People too young to remember the Cold War are going to be very surprised about how fundamentally their lives are going to change from here on.

The possibility of thermonuclear war has again risen its ugly head, with Putin dusting off Russia’s arsenal, putting his nuclear forces on high alert and threatening retaliation against the West. Those of a certain age remember sheltering under our desks during school drills, hoping that the threat of “mutual assured destruction” would save us from the unthinkable. The nukes never went away when the Cold War ended. And now, hypersonic technology allows them to travel to their targets faster than ever before.

Sending our sons and daughters off to fight in distant corners of the Earth against overmatched third-world opponents, while we go about our daily lives as if nothing is happening, will no longer be sufficient.

Russia and China are entirely different propositions. Prepare for more economic conflict, more fights over precious natural resources, more proxy wars, and massive military buildups as these nuclear-armed, authoritarian superpowers seek to impose their will on the rest of the world.

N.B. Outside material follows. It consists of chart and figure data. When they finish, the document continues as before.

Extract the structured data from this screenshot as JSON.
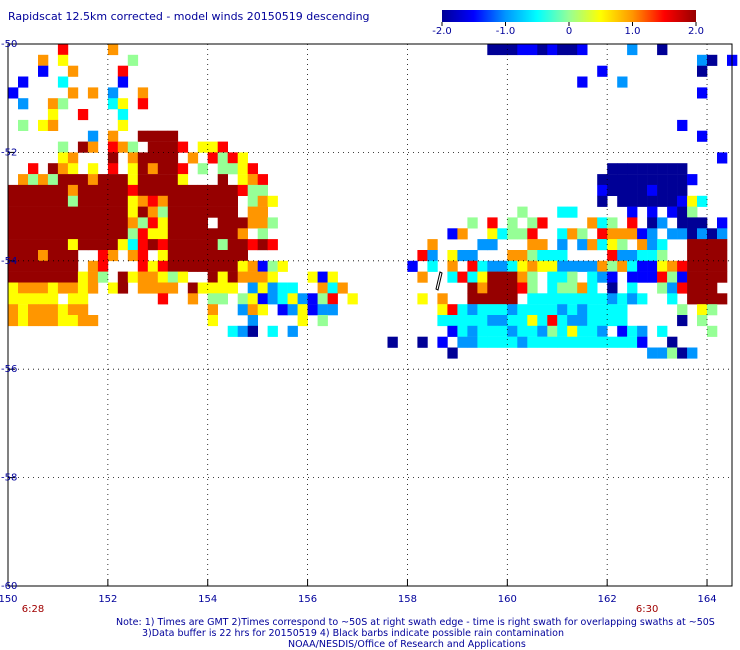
{
  "chart_data": {
    "type": "heatmap",
    "title": "Rapidscat 12.5km corrected - model winds 20150519 descending",
    "xlim": [
      150,
      164.5
    ],
    "ylim": [
      -60,
      -50
    ],
    "x_ticks": [
      "150",
      "152",
      "154",
      "156",
      "158",
      "160",
      "162",
      "164"
    ],
    "y_ticks": [
      "-50",
      "-52",
      "-54",
      "-56",
      "-58",
      "-60"
    ],
    "grid": true,
    "colorbar": {
      "range": [
        -2.0,
        2.0
      ],
      "tick_labels": [
        "-2.0",
        "-1.0",
        "0",
        "1.0",
        "2.0"
      ],
      "placement": "top-right"
    },
    "swath_times": [
      {
        "label": "6:28",
        "lon": 150.5
      },
      {
        "label": "6:30",
        "lon": 162.8
      }
    ],
    "approx_regions": [
      {
        "lon_range": [
          150.0,
          151.3
        ],
        "lat_range": [
          -54.5,
          -52.7
        ],
        "value": 2.0
      },
      {
        "lon_range": [
          151.0,
          152.3
        ],
        "lat_range": [
          -53.8,
          -52.5
        ],
        "value": 2.0
      },
      {
        "lon_range": [
          152.6,
          153.4
        ],
        "lat_range": [
          -52.8,
          -51.7
        ],
        "value": 2.0
      },
      {
        "lon_range": [
          153.1,
          154.5
        ],
        "lat_range": [
          -54.2,
          -52.6
        ],
        "value": 2.0
      },
      {
        "lon_range": [
          159.2,
          160.2
        ],
        "lat_range": [
          -54.8,
          -54.2
        ],
        "value": 2.0
      },
      {
        "lon_range": [
          163.6,
          164.4
        ],
        "lat_range": [
          -54.8,
          -53.6
        ],
        "value": 2.0
      },
      {
        "lon_range": [
          150.0,
          151.8
        ],
        "lat_range": [
          -55.2,
          -54.3
        ],
        "value": 0.8
      },
      {
        "lon_range": [
          159.0,
          162.5
        ],
        "lat_range": [
          -55.6,
          -54.7
        ],
        "value": -0.6
      },
      {
        "lon_range": [
          161.8,
          163.5
        ],
        "lat_range": [
          -53.0,
          -52.2
        ],
        "value": -2.0
      },
      {
        "lon_range": [
          159.5,
          161.5
        ],
        "lat_range": [
          -50.3,
          -50.0
        ],
        "value": -1.8
      }
    ]
  },
  "footer": {
    "line1": "Note: 1) Times are GMT 2)Times correspond to ~50S at right swath edge - time is right swath for overlapping swaths at ~50S",
    "line2": "3)Data buffer is 22 hrs for 20150519 4) Black barbs indicate possible rain contamination",
    "line3": "NOAA/NESDIS/Office of Research and Applications"
  },
  "colors": {
    "ramp": [
      "#000096",
      "#0000ff",
      "#0096ff",
      "#00ffff",
      "#96ff96",
      "#ffff00",
      "#ff9600",
      "#ff0000",
      "#960000"
    ],
    "time_label": "#a00000",
    "grid": "#000000"
  }
}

Alarmist? Perhaps a little, but the trend lines are clear. Ask the good citizens of Taiwan how safe they feel, with China studying the West’s response to the invasion of Ukraine.

Americans will soon face hard choices, such as absorbing more economic hardship or authorizing war in Europe. Winning the Cold War required shared sacrifices and unity of purpose that are sadly nonexistent today.